周昭说着,见面前多了一杯茶,她说了这么多话,的确是口渴了。

于是端起茶盏,轻轻的抿了一口润了润嗓子。

苏长缨见状,又给阿晃倒了一杯,“今日你说的话,同往常比起来,也算多了。”

阿晃闻言,脸鼓鼓的,他端起茶盏,咕噜噜一口就喝干净了,“那是谁杀了晏哥?”

周昭竖起了两根手指,神色有些难看,“谁都有可能。”

“那个秘密如果同我所想的,譬如说是废太子的诏书之类的。陛下以防自己不测,立下了废太子而改立三皇子的诏书,诸如此类的重要之物。
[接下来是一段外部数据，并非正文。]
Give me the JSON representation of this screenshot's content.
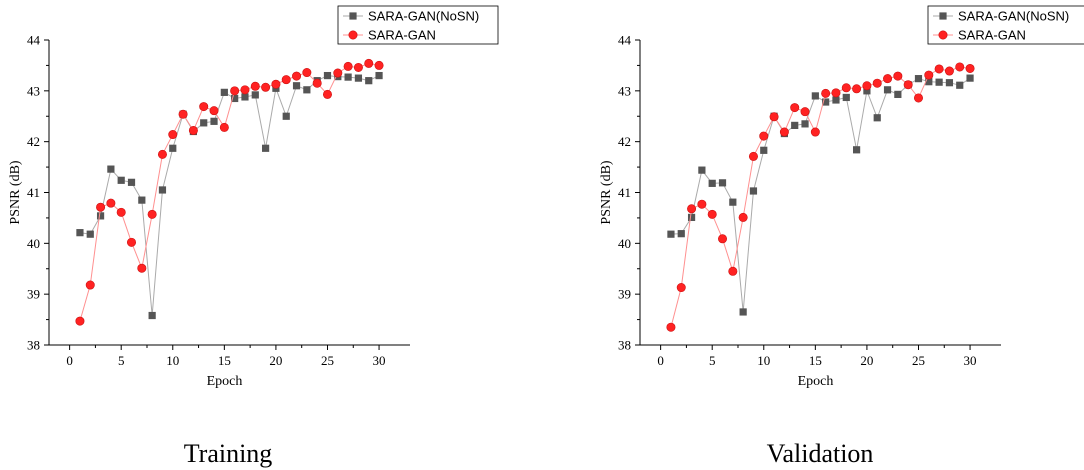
{
  "chart_data": [
    {
      "type": "line",
      "title": "",
      "caption": "Training",
      "xlabel": "Epoch",
      "ylabel": "PSNR (dB)",
      "xlim": [
        -2,
        33
      ],
      "ylim": [
        38,
        44
      ],
      "xticks": [
        0,
        5,
        10,
        15,
        20,
        25,
        30
      ],
      "yticks": [
        38,
        39,
        40,
        41,
        42,
        43,
        44
      ],
      "legend_position": "top-right",
      "x": [
        1,
        2,
        3,
        4,
        5,
        6,
        7,
        8,
        9,
        10,
        11,
        12,
        13,
        14,
        15,
        16,
        17,
        18,
        19,
        20,
        21,
        22,
        23,
        24,
        25,
        26,
        27,
        28,
        29,
        30
      ],
      "series": [
        {
          "name": "SARA-GAN(NoSN)",
          "marker": "square",
          "color": "#555555",
          "line_color": "#aaaaaa",
          "values": [
            40.21,
            40.18,
            40.54,
            41.46,
            41.24,
            41.2,
            40.85,
            38.58,
            41.05,
            41.87,
            42.54,
            42.2,
            42.37,
            42.4,
            42.97,
            42.85,
            42.88,
            42.92,
            41.87,
            43.05,
            42.5,
            43.1,
            43.02,
            43.2,
            43.3,
            43.28,
            43.27,
            43.25,
            43.2,
            43.3
          ]
        },
        {
          "name": "SARA-GAN",
          "marker": "circle",
          "color": "#ff2222",
          "line_color": "#ff9090",
          "values": [
            38.47,
            39.18,
            40.71,
            40.79,
            40.61,
            40.02,
            39.51,
            40.57,
            41.75,
            42.14,
            42.54,
            42.22,
            42.69,
            42.61,
            42.28,
            43.0,
            43.02,
            43.09,
            43.07,
            43.13,
            43.22,
            43.29,
            43.36,
            43.15,
            42.93,
            43.35,
            43.48,
            43.46,
            43.54,
            43.5
          ]
        }
      ]
    },
    {
      "type": "line",
      "title": "",
      "caption": "Validation",
      "xlabel": "Epoch",
      "ylabel": "PSNR (dB)",
      "xlim": [
        -2,
        33
      ],
      "ylim": [
        38,
        44
      ],
      "xticks": [
        0,
        5,
        10,
        15,
        20,
        25,
        30
      ],
      "yticks": [
        38,
        39,
        40,
        41,
        42,
        43,
        44
      ],
      "legend_position": "top-right",
      "x": [
        1,
        2,
        3,
        4,
        5,
        6,
        7,
        8,
        9,
        10,
        11,
        12,
        13,
        14,
        15,
        16,
        17,
        18,
        19,
        20,
        21,
        22,
        23,
        24,
        25,
        26,
        27,
        28,
        29,
        30
      ],
      "series": [
        {
          "name": "SARA-GAN(NoSN)",
          "marker": "square",
          "color": "#555555",
          "line_color": "#aaaaaa",
          "values": [
            40.18,
            40.19,
            40.51,
            41.44,
            41.18,
            41.19,
            40.81,
            38.65,
            41.03,
            41.83,
            42.5,
            42.16,
            42.32,
            42.35,
            42.9,
            42.78,
            42.82,
            42.87,
            41.84,
            43.0,
            42.47,
            43.02,
            42.93,
            43.12,
            43.24,
            43.18,
            43.17,
            43.16,
            43.11,
            43.25
          ]
        },
        {
          "name": "SARA-GAN",
          "marker": "circle",
          "color": "#ff2222",
          "line_color": "#ff9090",
          "values": [
            38.35,
            39.13,
            40.68,
            40.77,
            40.57,
            40.09,
            39.45,
            40.51,
            41.71,
            42.11,
            42.49,
            42.19,
            42.67,
            42.59,
            42.19,
            42.95,
            42.96,
            43.06,
            43.04,
            43.1,
            43.15,
            43.24,
            43.29,
            43.12,
            42.86,
            43.31,
            43.43,
            43.39,
            43.47,
            43.44
          ]
        }
      ]
    }
  ]
}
如果是这种东西,那么三皇子的人一定想要这东西握在手中,在关键时刻公之于众。

这样三皇子夺嫡,便变得名正言顺起来。

而皇后同太子若是知晓有这样的东西,那势必要拿走毁掉,且杀死知晓这个秘密的人。只要没有公开,就等于没有。

只有这种秘密,才是不可言说的秘密。

因为陛下尚未下定决心,他一旦开口,那么势必就无法挽回了,大启朝也会因为夺嫡之战,落到同齐国一样的下场。

李淮山被抓捕之后,为何故弄玄虚,不肯详细招供,也不透露出所谓的秘密是什么,正是因为,他自己也不知道。”